Fair play at least to the Examiner for reporting on the story. But the refusal of the mainstream media in general to shout from the rooftops about the obscenity of a minor being held prisoner in a room to undergo an abortion is proof that their tears and outrage are strictly reserved for stories that serve a pro-abortion narrative.
We know that coercive abortion is not an isolated reality wherever abortion is legal. Research conducted recently by Savanta ComRes for BBC Radio 4, revealed that 15% of women in the UK (aged 18-44) said that at some point in their life they experienced pressure to go through with an abortion they didn’t want to have.
Earlier this year, in reply to a parliamentary question on telemedicine abortion from Carol Nolan TD, the HSE [Health Service Executive] conceded that “meeting the woman in person increases the likelihood of the provider identifying any coercion or domestic abuse”. Despite this, the Minister for Health Stephen Donnelly has continued to defend at home telemedicine abortion and has indicated that the Government intends to allow the practice to continue.

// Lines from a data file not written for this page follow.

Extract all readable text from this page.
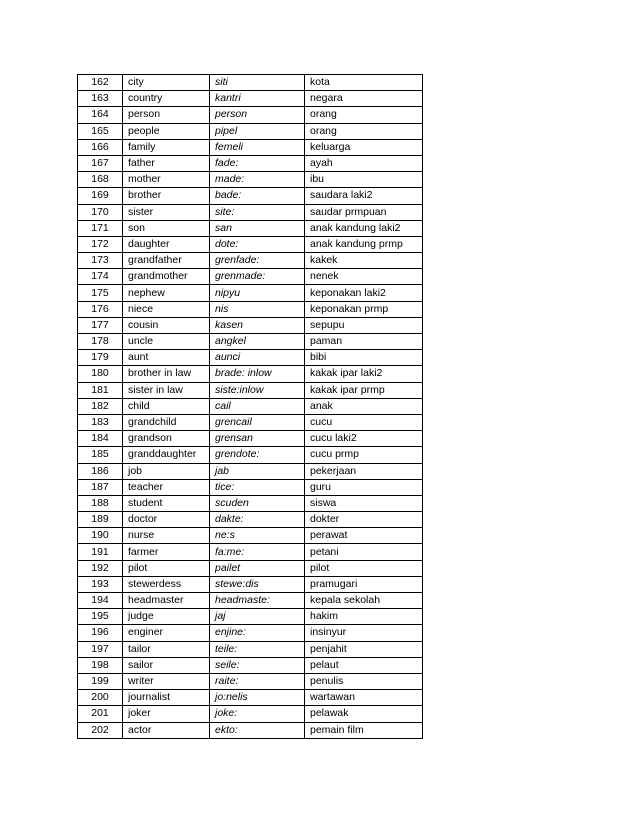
162	city	siti	kota
163	country	kantri	negara
164	person	person	orang
165	people	pipel	orang
166	family	femeli	keluarga
167	father	fade:	ayah
168	mother	made:	ibu
169	brother	bade:	saudara laki2
170	sister	site:	saudar prmpuan
171	son	san	anak kandung laki2
172	daughter	dote:	anak kandung prmp
173	grandfather	grenfade:	kakek
174	grandmother	grenmade:	nenek
175	nephew	nipyu	keponakan laki2
176	niece	nis	keponakan prmp
177	cousin	kasen	sepupu
178	uncle	angkel	paman
179	aunt	aunci	bibi
180	brother in law	brade: inlow	kakak ipar laki2
181	sister in law	siste:inlow	kakak ipar prmp
182	child	cail	anak
183	grandchild	grencail	cucu
184	grandson	grensan	cucu laki2
185	granddaughter	grendote:	cucu prmp
186	job	jab	pekerjaan
187	teacher	tice:	guru
188	student	scuden	siswa
189	doctor	dakte:	dokter
190	nurse	ne:s	perawat
191	farmer	fa:me:	petani
192	pilot	pailet	pilot
193	stewerdess	stewe:dis	pramugari
194	headmaster	headmaste:	kepala sekolah
195	judge	jaj	hakim
196	enginer	enjine:	insinyur
197	tailor	teile:	penjahit
198	sailor	seile:	pelaut
199	writer	raite:	penulis
200	journalist	jo:nelis	wartawan
201	joker	joke:	pelawak
202	actor	ekto:	pemain film
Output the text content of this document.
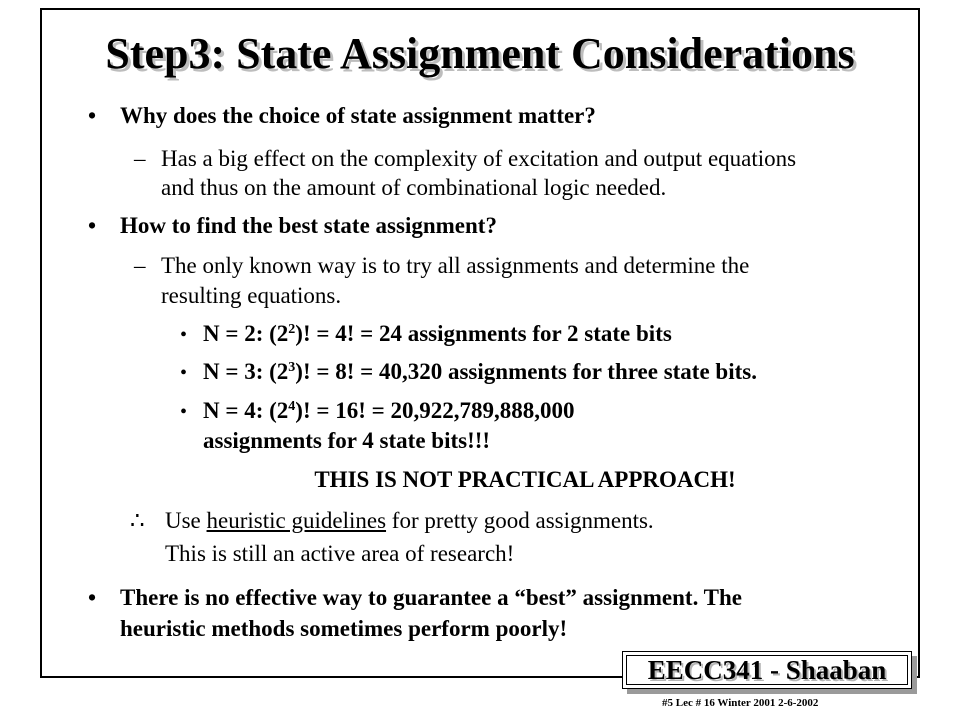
Step3: State Assignment Considerations
• Why does the choice of state assignment matter?
– Has a big effect on the complexity of excitation and output equations
and thus on the amount of combinational logic needed.
• How to find the best state assignment?
– The only known way is to try all assignments and determine the
resulting equations.
• N = 2: $(2^2)$! = 4! = 24 assignments for 2 state bits
• N = 3: $(2^3)$! = 8! = 40,320 assignments for three state bits.
• N = 4: $(2^4)$! = 16! = 20,922,789,888,000
assignments for 4 state bits!!!
THIS IS NOT PRACTICAL APPROACH!
∴ Use heuristic guidelines for pretty good assignments.
This is still an active area of research!
• There is no effective way to guarantee a “best” assignment. The
heuristic methods sometimes perform poorly!
EECC341 - Shaaban
#5 Lec # 16 Winter 2001 2-6-2002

As for the media, they appear much more preoccupied with giving cover to the pro-abortion movement than protecting the welfare of women and vulnerable children from coercive abortion. Journalism has been replaced by zealous campaigning when it comes to the abortion issue. Troublingly, that has proven to be the case once again this week.
Editor’s Note: ProLife Campaign is a national pro-life group based in Ireland.